Jay Turnure, a contract field biologist for the National Oceanic and Atmospheric Administration, displays the otolith of a cod that will be sold at the Portland Fish Exchange in this January 2017 BDN file photo. The bone-like structure will be analyzed to determine the age of the fish. Credit: Jake Bleiberg

PORTLAND, Maine — The federal government is touting new protections for young cod as a way to help rebuild the population of the fish.

The population of cod has plummeted off of New England, which was once home to a much larger fishery for the species. The National Oceanic and Atmospheric Administration says new fishing management rules include a Habitat Area of Particular Concern designation to help juvenile cod.

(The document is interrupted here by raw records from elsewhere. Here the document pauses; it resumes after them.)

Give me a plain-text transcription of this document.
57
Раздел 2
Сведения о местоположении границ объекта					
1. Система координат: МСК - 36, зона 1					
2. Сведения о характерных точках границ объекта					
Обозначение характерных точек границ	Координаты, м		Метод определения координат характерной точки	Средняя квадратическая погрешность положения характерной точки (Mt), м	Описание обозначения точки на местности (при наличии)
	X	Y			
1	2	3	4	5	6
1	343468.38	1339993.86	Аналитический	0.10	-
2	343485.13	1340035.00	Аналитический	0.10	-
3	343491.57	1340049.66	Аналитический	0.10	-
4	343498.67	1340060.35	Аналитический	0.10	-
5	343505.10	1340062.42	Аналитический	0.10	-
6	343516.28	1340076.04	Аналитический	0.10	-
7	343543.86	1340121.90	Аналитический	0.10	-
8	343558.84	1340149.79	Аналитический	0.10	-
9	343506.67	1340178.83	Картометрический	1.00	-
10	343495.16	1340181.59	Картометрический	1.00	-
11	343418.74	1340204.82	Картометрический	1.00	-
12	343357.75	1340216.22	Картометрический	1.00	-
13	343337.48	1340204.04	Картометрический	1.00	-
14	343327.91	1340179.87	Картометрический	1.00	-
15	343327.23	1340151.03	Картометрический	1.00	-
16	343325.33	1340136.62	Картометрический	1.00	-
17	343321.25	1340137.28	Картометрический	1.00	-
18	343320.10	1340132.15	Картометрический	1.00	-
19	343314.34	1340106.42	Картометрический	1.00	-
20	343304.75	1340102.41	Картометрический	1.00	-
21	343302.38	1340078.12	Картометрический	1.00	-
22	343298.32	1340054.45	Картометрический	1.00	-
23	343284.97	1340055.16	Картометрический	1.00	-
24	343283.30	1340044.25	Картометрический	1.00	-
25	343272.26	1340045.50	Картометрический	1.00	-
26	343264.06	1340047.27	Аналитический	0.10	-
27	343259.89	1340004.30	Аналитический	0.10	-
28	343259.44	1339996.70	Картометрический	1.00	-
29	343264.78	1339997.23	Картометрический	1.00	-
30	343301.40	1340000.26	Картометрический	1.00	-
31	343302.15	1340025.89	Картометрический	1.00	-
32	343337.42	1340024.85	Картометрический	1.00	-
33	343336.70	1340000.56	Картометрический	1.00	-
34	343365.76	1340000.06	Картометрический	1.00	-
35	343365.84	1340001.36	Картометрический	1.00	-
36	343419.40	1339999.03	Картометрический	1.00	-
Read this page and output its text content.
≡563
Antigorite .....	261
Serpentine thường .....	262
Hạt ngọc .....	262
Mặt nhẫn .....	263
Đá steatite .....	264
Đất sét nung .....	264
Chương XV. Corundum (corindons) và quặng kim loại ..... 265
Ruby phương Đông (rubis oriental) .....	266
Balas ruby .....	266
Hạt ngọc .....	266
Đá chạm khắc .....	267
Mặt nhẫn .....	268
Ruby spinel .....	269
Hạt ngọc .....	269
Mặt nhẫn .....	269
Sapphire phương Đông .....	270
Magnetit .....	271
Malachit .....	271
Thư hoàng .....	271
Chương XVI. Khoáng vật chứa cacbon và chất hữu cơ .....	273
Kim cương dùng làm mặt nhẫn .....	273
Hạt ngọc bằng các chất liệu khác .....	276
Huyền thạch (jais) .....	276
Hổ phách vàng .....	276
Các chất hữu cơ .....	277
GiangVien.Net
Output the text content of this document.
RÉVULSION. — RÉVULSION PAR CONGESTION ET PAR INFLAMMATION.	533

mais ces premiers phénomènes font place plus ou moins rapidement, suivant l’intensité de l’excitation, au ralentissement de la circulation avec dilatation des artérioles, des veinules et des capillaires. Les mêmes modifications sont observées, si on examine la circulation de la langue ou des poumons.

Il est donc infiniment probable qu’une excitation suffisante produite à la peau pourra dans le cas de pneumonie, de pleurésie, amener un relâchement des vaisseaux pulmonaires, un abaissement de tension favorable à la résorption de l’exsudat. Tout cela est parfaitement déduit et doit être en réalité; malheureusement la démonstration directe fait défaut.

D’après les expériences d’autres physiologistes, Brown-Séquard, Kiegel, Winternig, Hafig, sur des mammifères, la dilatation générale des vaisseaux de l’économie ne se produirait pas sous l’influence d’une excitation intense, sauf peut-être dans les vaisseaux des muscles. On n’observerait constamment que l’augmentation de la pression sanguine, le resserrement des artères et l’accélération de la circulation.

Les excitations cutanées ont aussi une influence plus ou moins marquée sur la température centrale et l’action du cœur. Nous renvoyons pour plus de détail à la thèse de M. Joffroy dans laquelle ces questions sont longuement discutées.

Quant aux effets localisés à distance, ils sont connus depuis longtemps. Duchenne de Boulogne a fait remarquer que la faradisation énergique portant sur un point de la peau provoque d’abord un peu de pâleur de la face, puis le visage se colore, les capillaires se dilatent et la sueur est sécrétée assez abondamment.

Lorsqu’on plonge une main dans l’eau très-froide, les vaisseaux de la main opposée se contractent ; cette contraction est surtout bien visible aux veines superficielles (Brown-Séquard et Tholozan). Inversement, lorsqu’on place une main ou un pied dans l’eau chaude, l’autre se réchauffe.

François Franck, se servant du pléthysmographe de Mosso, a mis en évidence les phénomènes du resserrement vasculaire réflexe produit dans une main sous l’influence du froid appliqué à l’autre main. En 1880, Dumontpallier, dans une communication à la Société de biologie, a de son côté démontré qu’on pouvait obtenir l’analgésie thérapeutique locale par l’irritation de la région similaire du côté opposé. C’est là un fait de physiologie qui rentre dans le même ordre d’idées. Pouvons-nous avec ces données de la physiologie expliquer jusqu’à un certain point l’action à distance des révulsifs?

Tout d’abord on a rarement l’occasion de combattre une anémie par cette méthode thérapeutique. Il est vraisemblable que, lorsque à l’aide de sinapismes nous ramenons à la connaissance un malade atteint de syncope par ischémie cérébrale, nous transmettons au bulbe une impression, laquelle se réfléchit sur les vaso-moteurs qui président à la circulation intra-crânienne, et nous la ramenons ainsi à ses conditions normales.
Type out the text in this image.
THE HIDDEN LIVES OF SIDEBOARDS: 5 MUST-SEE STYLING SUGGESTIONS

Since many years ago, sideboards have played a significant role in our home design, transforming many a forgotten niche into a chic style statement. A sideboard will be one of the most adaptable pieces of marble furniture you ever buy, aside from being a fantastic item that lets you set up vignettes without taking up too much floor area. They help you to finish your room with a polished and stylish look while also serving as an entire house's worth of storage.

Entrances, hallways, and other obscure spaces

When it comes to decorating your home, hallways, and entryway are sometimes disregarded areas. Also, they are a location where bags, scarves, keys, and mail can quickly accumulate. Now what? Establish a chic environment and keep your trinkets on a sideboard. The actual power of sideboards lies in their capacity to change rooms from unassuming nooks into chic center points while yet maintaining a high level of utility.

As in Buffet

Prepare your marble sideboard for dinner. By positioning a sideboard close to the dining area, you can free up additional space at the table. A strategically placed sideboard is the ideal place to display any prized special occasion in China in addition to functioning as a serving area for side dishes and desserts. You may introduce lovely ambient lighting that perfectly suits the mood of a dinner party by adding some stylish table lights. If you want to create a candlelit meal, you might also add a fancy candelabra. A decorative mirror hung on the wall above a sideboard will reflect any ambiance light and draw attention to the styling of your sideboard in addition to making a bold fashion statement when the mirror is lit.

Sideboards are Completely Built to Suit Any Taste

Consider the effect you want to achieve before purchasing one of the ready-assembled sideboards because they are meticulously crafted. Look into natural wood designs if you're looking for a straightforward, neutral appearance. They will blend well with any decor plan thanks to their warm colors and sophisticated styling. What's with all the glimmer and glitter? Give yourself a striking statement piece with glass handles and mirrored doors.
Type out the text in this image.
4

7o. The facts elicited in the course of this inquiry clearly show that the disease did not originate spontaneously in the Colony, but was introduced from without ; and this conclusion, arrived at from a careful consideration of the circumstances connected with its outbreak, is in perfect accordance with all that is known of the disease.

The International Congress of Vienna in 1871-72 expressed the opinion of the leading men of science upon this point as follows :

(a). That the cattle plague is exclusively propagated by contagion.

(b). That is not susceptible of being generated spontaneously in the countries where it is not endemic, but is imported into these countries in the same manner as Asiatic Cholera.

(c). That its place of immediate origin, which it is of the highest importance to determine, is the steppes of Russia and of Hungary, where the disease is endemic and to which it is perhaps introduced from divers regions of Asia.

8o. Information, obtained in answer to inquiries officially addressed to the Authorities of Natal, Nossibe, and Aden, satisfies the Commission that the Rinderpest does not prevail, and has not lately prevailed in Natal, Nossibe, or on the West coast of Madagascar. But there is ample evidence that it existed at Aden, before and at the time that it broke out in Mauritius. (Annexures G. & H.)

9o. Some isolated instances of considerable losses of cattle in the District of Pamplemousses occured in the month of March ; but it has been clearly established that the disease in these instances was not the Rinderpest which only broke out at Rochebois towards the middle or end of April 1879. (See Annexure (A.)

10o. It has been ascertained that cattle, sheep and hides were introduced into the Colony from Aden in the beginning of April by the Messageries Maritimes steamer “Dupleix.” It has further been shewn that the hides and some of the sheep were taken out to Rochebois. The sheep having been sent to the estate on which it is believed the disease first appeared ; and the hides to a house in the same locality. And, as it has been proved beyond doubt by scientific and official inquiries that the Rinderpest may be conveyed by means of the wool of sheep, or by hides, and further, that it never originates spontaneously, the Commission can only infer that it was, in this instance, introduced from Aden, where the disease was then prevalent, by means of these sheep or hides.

The zone stretches along the coast from Maine to Rhode Island and includes areas of rocky or vegetated habitats, as well as sandy areas nearby. NOAA says these areas need extra protection because they provide shelter from predators for young cod.

The agency says protection of the habitat is intended to try to give the cod a better chance to grow to maturity.

The U.S. cod fishery, based mostly in Massachusetts and Maine, brought in more than 100 million pounds of fish a year in the early 1980s and bottomed out at 3.2 million pounds in 2016. Scientists have blamed factors including years of heavy harvest and warming oceans for the collapse of the stock.

American markets and restaurants have become reliant on cod imported from countries such as Iceland and Russia since the stock dried up here. The fish, which is closely associated with fish and chips, is still readily available to U.S. consumers for that reason.